Since I recognize the problems we face, I'm part of the solution. The people who don't care about these problems are part of the problem. Which group do you fall into?
2) Your characterization of the Surgeon General's findings refers to late-onset and early-onset violence. It doesn't say anything about the much broader problem of aggression. Most media researchers are clear in linking media violence to aggression, not to outright violence. Since it's unethical to do studies that let subjects commit harm, there's not much chance of linking media violence directly to real violence.
Nor is it necessary. If aggression increases violence and media violence increases aggressiveness, the indirect link between media violence and violence is established. Aggression causes many societal problems, among which are the occasional shooting.
3) Read what I quoted above: "The studies point to a spectrum of effects"..."brains more primed to be hostile, aggressive, even violent." Do all the studies measure all these effects? Do they even try? Do they measure other effects, such as selfishness, greed, ignorance, narrowmindedness, or intolerance? Because I've argued that the media contributes to all these negative effects.
Let's return to the fount of all wisdom, my essay on Culture and Comics Need Multicultural Perspective. As I wrote, "By providing another perspective, multicultural products challenge our predominant myths." "Predominant myths" means all our major myths, not just our love of violence. It means our individualism, our selfishness, our pride, arrogance, intolerance, racism, xenophobia, and so forth and so on.

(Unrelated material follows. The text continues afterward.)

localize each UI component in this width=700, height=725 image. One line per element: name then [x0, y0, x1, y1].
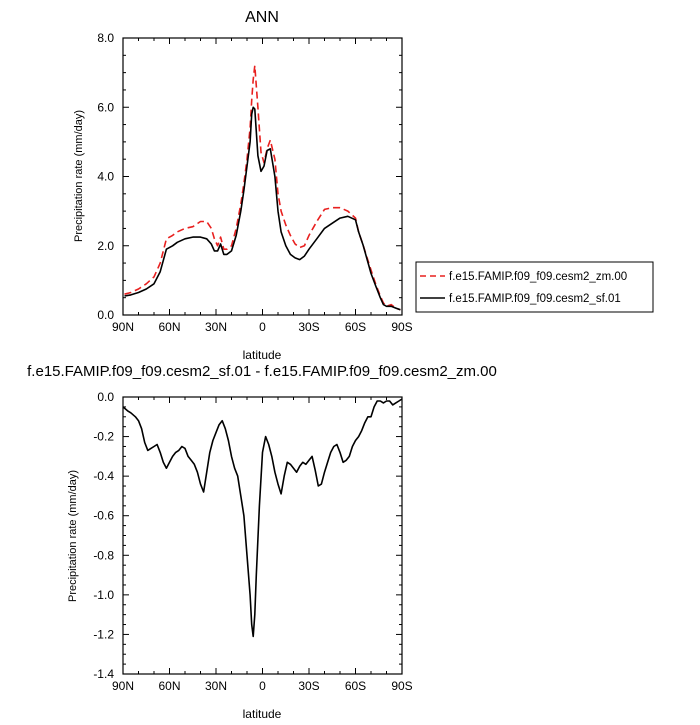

4) I'm not sure what the report means by "natural aggressive tendencies." Any aggressive tendency derives from both biology ("nature") and environment ("nurture"). Scientists generally say it's impossible to disentangle these two sources. The media is one huge source of environmental and cultural conditioning. So these "natural" aggressive tendencies stem partly from the media, just as the unnatural self-image problems in females do.
In short, my critique of media violence is only part of my overall critique of our cultural values. If you think I think media violence is our worst problem, or I blame everything on it, you haven't been paying attention. Go to America's Cultural Mindset and read a broad critique, instead of focusing on my PUNISHER review, a narrow critique. Then you'll see what I believe.